We analysed the clinical and radiographic results after total knee arthroplasty in the valgus knee. Thirty six knees in 27 patients with a valgus alignment of more than 10 degrees of femorotibial angle underwent TKA. The average followup period was 7 years(range 1 to 14 years). Eighteen knees were implanted with a cruciate retaining prosthesis, 17 knees with a posterior stabilized prosthesis, and one knee with a constrained condylar prosthesis. In knees with a preoperative 15 degrees or greater femorotibial angle, the posterior stabilized prosthesis were necessary in 85%.

Medial parapatellar approach was used in 27 knees with a preoperative valgus 20 degrees or lesser femorotibial angle. With 20 to 29 degrees valgus, medial parapatellar approach was used in 5 knees and lateral parapatellar approach in 2 knees. With 30 degrees or greater valgus, lateral parapatellar approach was used in 2 knees.

The mean postoperative Hospital for Special Surgery knee scores were 89.5 points. Postoperative range of motion averaged 114.4 degrees. Postoperative alignment averaged 6.5 degree valgus. Radiolucent line or loosening was not seen in any knee.
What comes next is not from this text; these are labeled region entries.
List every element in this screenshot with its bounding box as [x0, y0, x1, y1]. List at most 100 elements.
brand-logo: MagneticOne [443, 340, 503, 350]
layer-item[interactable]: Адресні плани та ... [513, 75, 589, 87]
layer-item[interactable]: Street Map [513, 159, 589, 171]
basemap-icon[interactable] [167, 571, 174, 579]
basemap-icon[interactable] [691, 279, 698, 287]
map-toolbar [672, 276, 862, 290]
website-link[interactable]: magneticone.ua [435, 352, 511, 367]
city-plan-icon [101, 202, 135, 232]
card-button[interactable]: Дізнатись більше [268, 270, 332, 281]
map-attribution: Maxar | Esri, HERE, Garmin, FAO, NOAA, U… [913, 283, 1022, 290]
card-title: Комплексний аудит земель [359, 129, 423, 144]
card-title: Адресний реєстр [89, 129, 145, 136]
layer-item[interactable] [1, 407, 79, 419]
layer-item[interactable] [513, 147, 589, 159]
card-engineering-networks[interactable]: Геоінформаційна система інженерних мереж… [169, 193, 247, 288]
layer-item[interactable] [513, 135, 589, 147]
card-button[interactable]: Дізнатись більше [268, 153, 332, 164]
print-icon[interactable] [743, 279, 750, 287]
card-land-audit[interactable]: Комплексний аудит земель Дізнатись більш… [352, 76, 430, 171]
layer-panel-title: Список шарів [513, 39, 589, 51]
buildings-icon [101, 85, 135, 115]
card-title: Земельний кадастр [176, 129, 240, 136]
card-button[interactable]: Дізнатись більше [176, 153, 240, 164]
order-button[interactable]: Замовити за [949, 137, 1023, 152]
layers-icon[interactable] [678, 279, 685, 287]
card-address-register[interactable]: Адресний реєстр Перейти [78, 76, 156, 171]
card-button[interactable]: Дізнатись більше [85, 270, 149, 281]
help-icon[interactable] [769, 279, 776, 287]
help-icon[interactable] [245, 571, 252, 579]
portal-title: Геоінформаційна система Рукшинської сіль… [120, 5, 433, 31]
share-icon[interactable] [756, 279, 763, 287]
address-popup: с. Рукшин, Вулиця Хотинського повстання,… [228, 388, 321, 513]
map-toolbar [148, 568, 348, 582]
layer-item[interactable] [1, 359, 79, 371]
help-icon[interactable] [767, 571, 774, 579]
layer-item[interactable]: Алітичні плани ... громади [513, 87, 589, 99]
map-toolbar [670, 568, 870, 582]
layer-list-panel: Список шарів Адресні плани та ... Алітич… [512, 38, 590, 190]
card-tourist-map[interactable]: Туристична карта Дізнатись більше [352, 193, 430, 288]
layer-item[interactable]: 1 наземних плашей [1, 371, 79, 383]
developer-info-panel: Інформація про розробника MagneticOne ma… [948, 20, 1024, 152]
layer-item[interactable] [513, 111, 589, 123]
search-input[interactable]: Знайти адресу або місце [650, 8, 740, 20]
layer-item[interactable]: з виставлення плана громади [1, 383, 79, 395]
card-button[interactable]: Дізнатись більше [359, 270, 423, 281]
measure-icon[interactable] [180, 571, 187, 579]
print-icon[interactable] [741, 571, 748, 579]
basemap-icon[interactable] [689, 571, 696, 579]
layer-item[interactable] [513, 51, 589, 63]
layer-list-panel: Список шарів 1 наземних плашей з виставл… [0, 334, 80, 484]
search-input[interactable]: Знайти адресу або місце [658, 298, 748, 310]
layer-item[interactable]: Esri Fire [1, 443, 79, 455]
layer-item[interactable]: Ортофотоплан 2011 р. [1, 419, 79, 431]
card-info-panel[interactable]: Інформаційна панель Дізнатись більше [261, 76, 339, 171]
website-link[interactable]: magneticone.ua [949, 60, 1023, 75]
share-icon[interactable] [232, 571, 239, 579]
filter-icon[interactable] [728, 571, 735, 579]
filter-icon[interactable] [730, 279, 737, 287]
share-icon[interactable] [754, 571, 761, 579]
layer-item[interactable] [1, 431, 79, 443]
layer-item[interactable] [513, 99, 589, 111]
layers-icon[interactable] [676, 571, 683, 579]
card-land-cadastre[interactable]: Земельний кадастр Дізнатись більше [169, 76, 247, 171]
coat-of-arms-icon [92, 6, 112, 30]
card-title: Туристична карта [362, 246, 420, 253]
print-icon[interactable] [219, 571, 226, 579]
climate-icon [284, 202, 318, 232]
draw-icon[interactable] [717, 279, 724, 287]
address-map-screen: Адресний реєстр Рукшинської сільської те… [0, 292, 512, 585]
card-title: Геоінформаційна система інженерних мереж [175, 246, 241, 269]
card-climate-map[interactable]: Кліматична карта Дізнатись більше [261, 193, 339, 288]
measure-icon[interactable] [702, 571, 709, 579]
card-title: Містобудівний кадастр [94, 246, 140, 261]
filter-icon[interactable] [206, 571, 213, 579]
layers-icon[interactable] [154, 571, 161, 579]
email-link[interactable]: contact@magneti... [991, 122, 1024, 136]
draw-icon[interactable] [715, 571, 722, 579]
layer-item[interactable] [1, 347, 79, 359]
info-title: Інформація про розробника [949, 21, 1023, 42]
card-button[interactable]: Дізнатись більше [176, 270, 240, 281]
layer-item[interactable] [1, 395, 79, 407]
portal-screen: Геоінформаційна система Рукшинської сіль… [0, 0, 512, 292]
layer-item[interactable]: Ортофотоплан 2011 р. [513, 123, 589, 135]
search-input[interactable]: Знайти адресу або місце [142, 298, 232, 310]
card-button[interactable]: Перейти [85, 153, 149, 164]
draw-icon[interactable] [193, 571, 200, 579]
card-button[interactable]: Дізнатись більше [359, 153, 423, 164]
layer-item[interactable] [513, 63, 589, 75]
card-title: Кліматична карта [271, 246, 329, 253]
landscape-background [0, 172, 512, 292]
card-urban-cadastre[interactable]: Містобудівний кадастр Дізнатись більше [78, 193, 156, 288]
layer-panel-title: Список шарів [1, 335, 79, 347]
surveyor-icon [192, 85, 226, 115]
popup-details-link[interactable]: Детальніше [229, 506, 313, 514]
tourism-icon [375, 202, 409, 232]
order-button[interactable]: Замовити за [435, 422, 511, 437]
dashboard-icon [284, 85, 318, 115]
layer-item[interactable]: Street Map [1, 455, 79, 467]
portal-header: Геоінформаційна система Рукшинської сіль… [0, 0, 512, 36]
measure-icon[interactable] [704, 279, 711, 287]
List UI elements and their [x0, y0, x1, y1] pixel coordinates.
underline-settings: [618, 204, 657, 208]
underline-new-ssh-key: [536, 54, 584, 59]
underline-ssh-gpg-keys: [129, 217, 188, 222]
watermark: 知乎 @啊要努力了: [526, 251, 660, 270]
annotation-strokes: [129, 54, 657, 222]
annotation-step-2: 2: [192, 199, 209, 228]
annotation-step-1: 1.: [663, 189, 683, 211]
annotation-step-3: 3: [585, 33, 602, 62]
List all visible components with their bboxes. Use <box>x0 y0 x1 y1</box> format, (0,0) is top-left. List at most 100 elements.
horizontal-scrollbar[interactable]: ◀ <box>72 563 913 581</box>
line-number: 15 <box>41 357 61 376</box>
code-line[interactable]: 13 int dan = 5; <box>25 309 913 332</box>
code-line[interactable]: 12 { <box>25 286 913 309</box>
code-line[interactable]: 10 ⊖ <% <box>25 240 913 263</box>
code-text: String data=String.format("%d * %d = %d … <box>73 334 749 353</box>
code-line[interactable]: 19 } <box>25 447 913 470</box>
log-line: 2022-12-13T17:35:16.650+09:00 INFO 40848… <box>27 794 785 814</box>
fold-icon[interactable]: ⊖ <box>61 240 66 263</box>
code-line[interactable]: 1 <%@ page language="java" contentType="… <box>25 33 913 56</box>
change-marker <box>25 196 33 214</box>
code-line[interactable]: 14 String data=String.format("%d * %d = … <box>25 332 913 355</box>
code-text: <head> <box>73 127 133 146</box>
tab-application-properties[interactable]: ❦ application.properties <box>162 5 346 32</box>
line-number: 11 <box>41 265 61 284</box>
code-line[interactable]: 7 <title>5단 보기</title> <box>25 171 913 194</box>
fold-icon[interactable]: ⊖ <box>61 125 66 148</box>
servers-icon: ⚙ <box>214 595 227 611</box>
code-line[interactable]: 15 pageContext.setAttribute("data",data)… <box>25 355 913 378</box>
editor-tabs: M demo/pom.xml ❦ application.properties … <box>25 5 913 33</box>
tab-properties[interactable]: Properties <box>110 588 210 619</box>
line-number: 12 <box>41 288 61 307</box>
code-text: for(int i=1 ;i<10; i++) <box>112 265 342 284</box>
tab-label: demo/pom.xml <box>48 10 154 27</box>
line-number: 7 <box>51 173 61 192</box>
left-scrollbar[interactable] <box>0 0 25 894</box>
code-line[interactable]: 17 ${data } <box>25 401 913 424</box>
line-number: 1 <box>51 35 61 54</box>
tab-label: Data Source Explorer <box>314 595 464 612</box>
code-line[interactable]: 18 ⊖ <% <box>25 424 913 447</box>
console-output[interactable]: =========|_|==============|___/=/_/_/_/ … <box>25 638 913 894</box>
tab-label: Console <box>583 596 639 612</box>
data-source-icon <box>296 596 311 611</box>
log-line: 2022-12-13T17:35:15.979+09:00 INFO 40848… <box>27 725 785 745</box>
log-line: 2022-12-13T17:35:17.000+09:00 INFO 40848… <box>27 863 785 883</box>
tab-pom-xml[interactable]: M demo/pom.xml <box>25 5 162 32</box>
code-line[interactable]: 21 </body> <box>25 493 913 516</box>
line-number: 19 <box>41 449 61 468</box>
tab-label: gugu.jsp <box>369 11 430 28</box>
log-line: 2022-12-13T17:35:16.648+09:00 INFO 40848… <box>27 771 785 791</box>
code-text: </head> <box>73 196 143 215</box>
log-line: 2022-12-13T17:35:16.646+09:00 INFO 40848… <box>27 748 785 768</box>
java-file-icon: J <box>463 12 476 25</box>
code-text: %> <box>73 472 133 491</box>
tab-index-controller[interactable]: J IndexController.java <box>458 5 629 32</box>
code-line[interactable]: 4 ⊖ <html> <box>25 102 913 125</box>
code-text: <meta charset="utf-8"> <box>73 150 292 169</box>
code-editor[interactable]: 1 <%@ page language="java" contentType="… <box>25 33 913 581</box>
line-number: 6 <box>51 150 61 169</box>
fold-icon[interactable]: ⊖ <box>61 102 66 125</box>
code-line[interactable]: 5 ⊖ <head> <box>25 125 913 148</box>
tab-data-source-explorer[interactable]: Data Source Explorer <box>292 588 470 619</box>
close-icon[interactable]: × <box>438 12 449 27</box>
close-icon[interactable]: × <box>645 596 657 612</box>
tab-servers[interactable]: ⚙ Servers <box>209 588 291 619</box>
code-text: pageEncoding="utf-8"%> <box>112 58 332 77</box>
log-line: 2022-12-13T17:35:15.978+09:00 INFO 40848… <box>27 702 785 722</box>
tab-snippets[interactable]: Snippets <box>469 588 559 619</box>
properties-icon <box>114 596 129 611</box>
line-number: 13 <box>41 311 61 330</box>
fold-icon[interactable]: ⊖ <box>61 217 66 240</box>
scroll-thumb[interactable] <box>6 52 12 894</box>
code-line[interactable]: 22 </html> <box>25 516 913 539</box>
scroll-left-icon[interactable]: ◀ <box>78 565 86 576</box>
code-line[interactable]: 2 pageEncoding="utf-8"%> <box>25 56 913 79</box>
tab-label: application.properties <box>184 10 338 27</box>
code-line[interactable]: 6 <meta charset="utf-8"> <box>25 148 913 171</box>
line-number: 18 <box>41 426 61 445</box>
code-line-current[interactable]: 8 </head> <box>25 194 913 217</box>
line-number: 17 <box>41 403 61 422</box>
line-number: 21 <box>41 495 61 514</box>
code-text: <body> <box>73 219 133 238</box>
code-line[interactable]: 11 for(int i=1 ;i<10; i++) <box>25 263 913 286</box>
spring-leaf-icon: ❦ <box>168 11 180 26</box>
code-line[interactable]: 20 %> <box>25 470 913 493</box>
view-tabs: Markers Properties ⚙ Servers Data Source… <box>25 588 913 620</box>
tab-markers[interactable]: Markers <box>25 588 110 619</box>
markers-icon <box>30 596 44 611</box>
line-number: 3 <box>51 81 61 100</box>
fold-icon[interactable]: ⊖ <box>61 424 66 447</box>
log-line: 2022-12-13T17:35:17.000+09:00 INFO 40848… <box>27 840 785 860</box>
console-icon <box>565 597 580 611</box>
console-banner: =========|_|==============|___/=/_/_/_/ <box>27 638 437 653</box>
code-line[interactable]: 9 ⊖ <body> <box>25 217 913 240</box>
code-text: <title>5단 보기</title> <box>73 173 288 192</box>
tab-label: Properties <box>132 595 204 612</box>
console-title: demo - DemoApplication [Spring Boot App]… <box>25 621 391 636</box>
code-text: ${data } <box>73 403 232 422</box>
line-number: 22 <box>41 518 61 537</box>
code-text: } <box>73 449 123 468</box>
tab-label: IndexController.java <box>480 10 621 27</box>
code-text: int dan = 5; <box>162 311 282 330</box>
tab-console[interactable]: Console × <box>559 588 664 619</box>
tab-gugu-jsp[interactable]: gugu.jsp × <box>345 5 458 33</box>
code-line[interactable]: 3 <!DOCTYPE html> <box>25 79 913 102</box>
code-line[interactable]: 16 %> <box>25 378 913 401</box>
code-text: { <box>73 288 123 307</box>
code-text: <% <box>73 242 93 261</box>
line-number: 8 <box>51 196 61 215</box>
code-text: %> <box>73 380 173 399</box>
There were two deep infections in patients whose preoperative femorotibial angle was greater than valgus 20 degrees using lateral parapatellar approach.

Clinical and functional results after TKA in the valgus knee were similar to those in varus knee. But, prevention of deep infection in patients with marked valgus angle was important, especially using lateral parapatellar approach. A more constrained prosthesis was frequently used in more significant valgus deformity. In patients with severe valgus deformity needing lateral capsular release frequently, lateral parapatellar capsular approach was more reasonable than medial parapatellar approach to avoid medial and lateral capsular release simultaneously.